While I was in New Jersey, the hard-working crew from Josh and Summer’s church disassembled a deck that wasn’t safe for the bare feet of children with its splintered wood and multiple nail pops. Two things were discovered beneath the deck: broken chunks of concrete from an old patio, and the flip side of the boards were still in good shape.
So, a table saw was set up in the grass, and a dozen people worked in tandem—transforming old decking into an epic triple-level treehouse, creating a firepit, trimming bushes, and pulling weeds.
Knowing how surprised and delighted Josh and Summer would be, the phrase, “It takes a village to raise a child,” came to mind. It’s a proverb common to many African cultures and it speaks about the importance of being surrounded by aunts and uncles and grandparents and friends and neighbors who all care for the well-being of the children in their circle, who all want the best for those children, who teach and guide and speak lovingly into their lives.
This was ‘village’ at its best as these New Jerseyites proactively prepared to welcome three traumatized children into their circle.
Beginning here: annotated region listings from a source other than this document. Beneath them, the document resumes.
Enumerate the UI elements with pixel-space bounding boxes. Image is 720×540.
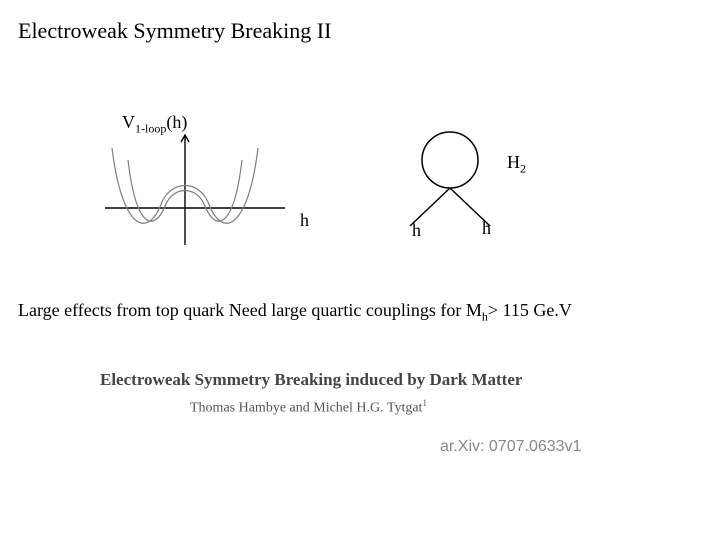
potential-diagram [100, 130, 290, 250]
feynman-loop-label-h: H [507, 152, 520, 172]
potential-label-v: V [122, 112, 135, 132]
caption: Large effects from top quark Need large … [18, 300, 572, 325]
feynman-loop-label-sub: 2 [520, 162, 526, 176]
arxiv-id: ar.Xiv: 0707.0633v1 [440, 438, 581, 456]
feynman-loop-label: H2 [507, 152, 526, 177]
paper-authors-sup: 1 [422, 398, 427, 408]
caption-part1: Large effects from top quark Need large … [18, 300, 482, 320]
paper-title: Electroweak Symmetry Breaking induced by… [100, 370, 522, 390]
potential-label-arg: (h) [166, 112, 187, 132]
feynman-leg-right-label: h [482, 218, 491, 239]
feynman-diagram [400, 130, 540, 240]
feynman-loop [422, 132, 478, 188]
paper-authors: Thomas Hambye and Michel H.G. Tytgat1 [190, 398, 427, 417]
potential-h-axis-label: h [300, 210, 309, 231]
page-title: Electroweak Symmetry Breaking II [18, 18, 331, 44]
caption-part2: > 115 Ge.V [488, 300, 572, 320]
feynman-leg-left-label: h [412, 220, 421, 241]
paper-authors-names: Thomas Hambye and Michel H.G. Tytgat [190, 401, 422, 416]
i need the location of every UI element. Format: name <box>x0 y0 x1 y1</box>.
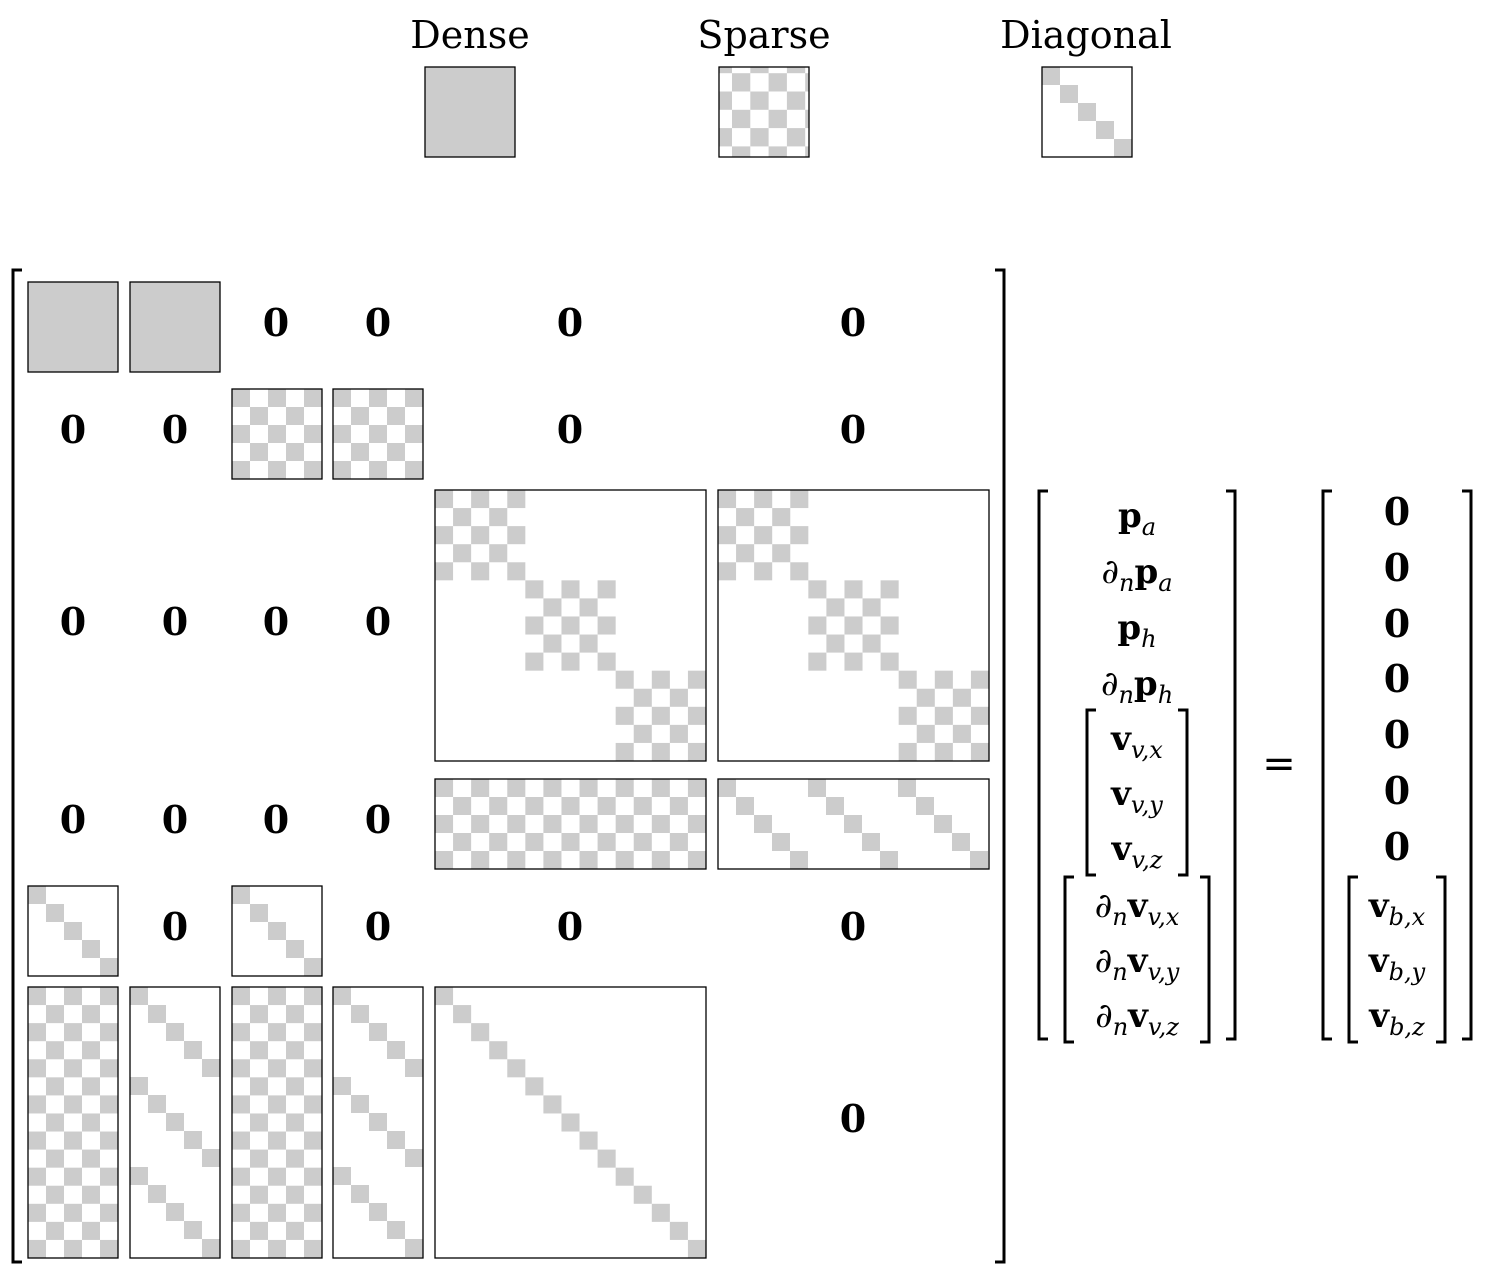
rhs-zero-entry: 0 <box>1384 545 1410 590</box>
matrix-left-bracket <box>11 268 22 1264</box>
entry-v-b-x: vb,x <box>1368 886 1426 931</box>
rhs-zero-entry: 0 <box>1384 489 1410 534</box>
zero-entry: 0 <box>365 599 391 644</box>
legend-dense-label: Dense <box>410 13 529 57</box>
rhs-zero-entry: 0 <box>1384 656 1410 701</box>
equals-sign: = <box>1262 741 1296 787</box>
entry-p-a: pa <box>1118 496 1156 541</box>
sparse-block <box>332 388 424 480</box>
diagonal-block <box>717 778 990 870</box>
zero-entry: 0 <box>840 1096 866 1141</box>
zero-entry: 0 <box>162 599 188 644</box>
normal-velocity-subvector-left-bracket <box>1063 875 1074 1044</box>
unknown-vector: pa ∂npa ph ∂nph vv,x vv,y vv,z ∂nvv,x ∂n… <box>1037 489 1237 1044</box>
zero-entry: 0 <box>365 904 391 949</box>
legend: Dense Sparse Diagonal <box>410 13 1172 158</box>
velocity-subvector-right-bracket <box>1178 708 1189 877</box>
rhs-zero-entry: 0 <box>1384 824 1410 869</box>
sparse-block <box>231 388 323 480</box>
entry-dn-v-v-y: ∂nvv,y <box>1095 941 1180 986</box>
entry-dn-p-a: ∂npa <box>1101 552 1172 597</box>
rhs-zero-entry: 0 <box>1384 712 1410 757</box>
zero-entry: 0 <box>263 797 289 842</box>
diagonal-block <box>231 885 323 977</box>
legend-sparse-swatch <box>718 66 810 158</box>
diagonal-block <box>332 986 424 1259</box>
zero-entry: 0 <box>557 407 583 452</box>
zero-entry: 0 <box>60 599 86 644</box>
entry-p-h: ph <box>1117 608 1156 653</box>
legend-diagonal-swatch <box>1041 66 1133 158</box>
entry-v-b-z: vb,z <box>1368 996 1425 1041</box>
entry-v-v-y: vv,y <box>1110 774 1163 819</box>
zero-entry: 0 <box>840 300 866 345</box>
zero-entry: 0 <box>162 904 188 949</box>
sparse-block <box>434 778 707 870</box>
zero-entry: 0 <box>557 300 583 345</box>
zero-entry: 0 <box>162 797 188 842</box>
zero-entry: 0 <box>365 797 391 842</box>
entry-dn-p-h: ∂nph <box>1101 664 1173 709</box>
dense-block <box>129 281 221 373</box>
sparse-block <box>27 986 119 1259</box>
zero-entry: 0 <box>365 300 391 345</box>
entry-v-v-z: vv,z <box>1111 829 1163 874</box>
legend-dense-swatch <box>424 66 516 158</box>
diagonal-block <box>129 986 221 1259</box>
velocity-subvector-left-bracket <box>1085 708 1096 877</box>
system-matrix <box>27 281 990 1259</box>
zero-entry: 0 <box>263 300 289 345</box>
sparse-block <box>231 986 323 1259</box>
diagonal-block <box>434 986 707 1259</box>
dense-block <box>27 281 119 373</box>
matrix-zero-entries: 0 0 0 0 0 0 0 0 0 0 0 0 0 0 0 0 0 0 0 0 … <box>60 300 866 1141</box>
rhs-zero-entry: 0 <box>1384 601 1410 646</box>
zero-entry: 0 <box>557 904 583 949</box>
normal-velocity-subvector-right-bracket <box>1200 875 1211 1044</box>
boundary-velocity-subvector-right-bracket <box>1436 875 1447 1044</box>
legend-sparse-label: Sparse <box>697 13 830 57</box>
unknown-vector-right-bracket <box>1226 489 1237 1041</box>
entry-v-v-x: vv,x <box>1110 719 1163 764</box>
diagonal-block <box>27 885 119 977</box>
unknown-vector-left-bracket <box>1037 489 1048 1041</box>
block-diagonal-sparse-block <box>717 489 990 762</box>
rhs-vector: 0 0 0 0 0 0 0 vb,x vb,y vb,z <box>1321 489 1473 1044</box>
block-diagonal-sparse-block <box>434 489 707 762</box>
rhs-zero-entry: 0 <box>1384 768 1410 813</box>
zero-entry: 0 <box>162 407 188 452</box>
zero-entry: 0 <box>840 407 866 452</box>
zero-entry: 0 <box>263 599 289 644</box>
zero-entry: 0 <box>60 797 86 842</box>
entry-dn-v-v-z: ∂nvv,z <box>1095 996 1179 1041</box>
entry-v-b-y: vb,y <box>1368 941 1426 986</box>
matrix-right-bracket <box>995 268 1006 1264</box>
zero-entry: 0 <box>60 407 86 452</box>
rhs-vector-left-bracket <box>1321 489 1332 1041</box>
zero-entry: 0 <box>840 904 866 949</box>
boundary-velocity-subvector-left-bracket <box>1347 875 1358 1044</box>
legend-diagonal-label: Diagonal <box>1000 13 1172 57</box>
rhs-vector-right-bracket <box>1462 489 1473 1041</box>
entry-dn-v-v-x: ∂nvv,x <box>1095 886 1180 931</box>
Which makes me think about the village I currently belong to—the one that’s assisting in practical ways to welcome yet another adoptive child into their community.
I started attending Foundry Church when I married Dan—first via online, then while wearing a mask, and now mask-less. These are people I’ve grown to care for, who have accepted and adopted me into their hearts.
The apostle Paul wrote a letter to the Christian churches in the territory of ancient Galatia, a letter that reminds believers of our chosen-ness:
But when the set time had fully come, God sent his Son, born of a woman, born under the law, to redeem those under the law, that we might receive adoption to sonship.Galatians 4:4-5
My heart is humbled and full of gratitude knowing I was adopted into God’s family, that Dan chose me to be his bride, that I am accepted in the Foundry family, that this church welcomes and embraces adopted kids and supports adoptive parents. And knowing there are precious children who don’t carry my DNA but call me grandma.
Family. Some are ours by blood. Some we marry into. Some we choose. And some choose us.